Comprehensive metabolic analysis for understanding of obesity and diabetes mechanisms

We seek to apply comprehensive metabolic analysis tools (sometimes called “metabolomics”) for understanding of mechanisms underlying chronic human diseases such as diabetes, obesity, and cardiovascular disease. Current approaches include analysis of metabolic flux by 13 C NMR‐based mass isotopomer analysis (in collaboration with Drs.
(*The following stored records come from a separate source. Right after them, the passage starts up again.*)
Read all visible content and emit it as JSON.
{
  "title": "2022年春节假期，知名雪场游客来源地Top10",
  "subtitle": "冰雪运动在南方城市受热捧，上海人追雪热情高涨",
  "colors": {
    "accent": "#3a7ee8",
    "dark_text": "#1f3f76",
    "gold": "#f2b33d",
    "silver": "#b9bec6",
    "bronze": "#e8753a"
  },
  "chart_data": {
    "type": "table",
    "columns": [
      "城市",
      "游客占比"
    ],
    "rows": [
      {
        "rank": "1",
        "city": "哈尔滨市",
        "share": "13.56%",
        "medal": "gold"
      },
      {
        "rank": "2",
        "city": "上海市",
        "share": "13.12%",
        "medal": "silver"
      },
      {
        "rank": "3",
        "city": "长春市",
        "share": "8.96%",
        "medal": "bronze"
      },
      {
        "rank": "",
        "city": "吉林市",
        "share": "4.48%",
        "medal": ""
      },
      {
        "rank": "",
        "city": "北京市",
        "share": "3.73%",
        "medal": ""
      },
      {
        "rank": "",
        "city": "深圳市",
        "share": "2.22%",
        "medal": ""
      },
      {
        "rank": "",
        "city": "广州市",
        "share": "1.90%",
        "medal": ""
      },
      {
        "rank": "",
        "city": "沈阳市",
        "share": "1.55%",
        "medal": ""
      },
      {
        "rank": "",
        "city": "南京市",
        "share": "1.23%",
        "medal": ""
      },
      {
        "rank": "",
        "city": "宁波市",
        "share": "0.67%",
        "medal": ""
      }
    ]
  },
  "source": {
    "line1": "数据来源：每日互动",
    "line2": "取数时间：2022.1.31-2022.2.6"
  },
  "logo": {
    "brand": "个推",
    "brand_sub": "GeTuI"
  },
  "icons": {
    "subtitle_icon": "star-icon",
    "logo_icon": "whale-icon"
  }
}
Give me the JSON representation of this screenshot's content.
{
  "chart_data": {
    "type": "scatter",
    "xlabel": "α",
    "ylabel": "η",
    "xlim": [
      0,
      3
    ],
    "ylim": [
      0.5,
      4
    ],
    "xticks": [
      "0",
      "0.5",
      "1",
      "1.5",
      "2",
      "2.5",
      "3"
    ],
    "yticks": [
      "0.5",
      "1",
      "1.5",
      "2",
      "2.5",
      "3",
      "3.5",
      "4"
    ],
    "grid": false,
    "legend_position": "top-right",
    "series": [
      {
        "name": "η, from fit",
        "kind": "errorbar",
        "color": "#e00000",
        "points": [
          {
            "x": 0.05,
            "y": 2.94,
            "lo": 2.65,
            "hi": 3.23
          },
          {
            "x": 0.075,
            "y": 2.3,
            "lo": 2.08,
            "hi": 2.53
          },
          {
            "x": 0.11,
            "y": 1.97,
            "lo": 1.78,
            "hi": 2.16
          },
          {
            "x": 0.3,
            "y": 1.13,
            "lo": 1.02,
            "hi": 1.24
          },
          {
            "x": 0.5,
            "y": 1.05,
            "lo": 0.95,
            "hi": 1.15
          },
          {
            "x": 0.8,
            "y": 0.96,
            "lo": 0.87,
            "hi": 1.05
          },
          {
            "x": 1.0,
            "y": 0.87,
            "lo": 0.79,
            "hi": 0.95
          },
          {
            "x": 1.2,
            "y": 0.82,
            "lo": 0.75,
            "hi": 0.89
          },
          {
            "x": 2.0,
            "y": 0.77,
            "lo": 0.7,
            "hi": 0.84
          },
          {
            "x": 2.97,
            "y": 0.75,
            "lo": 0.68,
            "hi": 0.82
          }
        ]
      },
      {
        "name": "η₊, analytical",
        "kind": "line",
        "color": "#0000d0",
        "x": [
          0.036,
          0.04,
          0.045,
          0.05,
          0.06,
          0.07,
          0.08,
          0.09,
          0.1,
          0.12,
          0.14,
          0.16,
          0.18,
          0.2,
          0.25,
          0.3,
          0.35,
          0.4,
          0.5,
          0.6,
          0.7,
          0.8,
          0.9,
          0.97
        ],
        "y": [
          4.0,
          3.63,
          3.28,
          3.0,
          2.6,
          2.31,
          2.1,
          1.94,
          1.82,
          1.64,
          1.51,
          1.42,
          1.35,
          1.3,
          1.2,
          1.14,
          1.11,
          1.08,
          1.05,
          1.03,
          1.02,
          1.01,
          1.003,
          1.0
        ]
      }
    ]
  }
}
Shawn Burgess and A. Dean Sherry and associates, Dallas, TX) and metabolic profiling of important groups of metabolic intermediates by both “targeted” and “unbiased” mass spectrometry (in collaboration with Drs. James Bain, Robert Stevens, Olga Ilkayeva, Brett Wenner, Michael Muehlbauer, Mark Butler, and David Millington at Duke). These tools have been used to investigate the metabolic mechanisms underlying islet β‐cell dysfunction and development of peripheral insulin resistance in animals and humans. Studies in islet β‐cells have demonstrated a critical role of a pyruvate/isocitrate cycling pathway in generation of signals for insulin secretion, and impairment of this cycle associated with loss of β‐cell function. We have also recently identified perturbations of branched chain amino acid (BCAA) catabolism in obese, insulin resistant humans compared to normally insulin sensitive lean controls and have translated these findings to rodent models to demonstrate a contribution of BCAA to development of insulin resistance that is independent of body weight. Finally, in collaboration with Dr. Alan Attie at the University of Wisconsin, we have integrated transcriptomic and metabolomic analysis to identify new pathways that control hepatic gluconeogenesis and PEPCK expression. These examples will serve to illustrate the potential of comprehensive metabolic profiling methods for providing insights into diabetes and obesity mechanisms.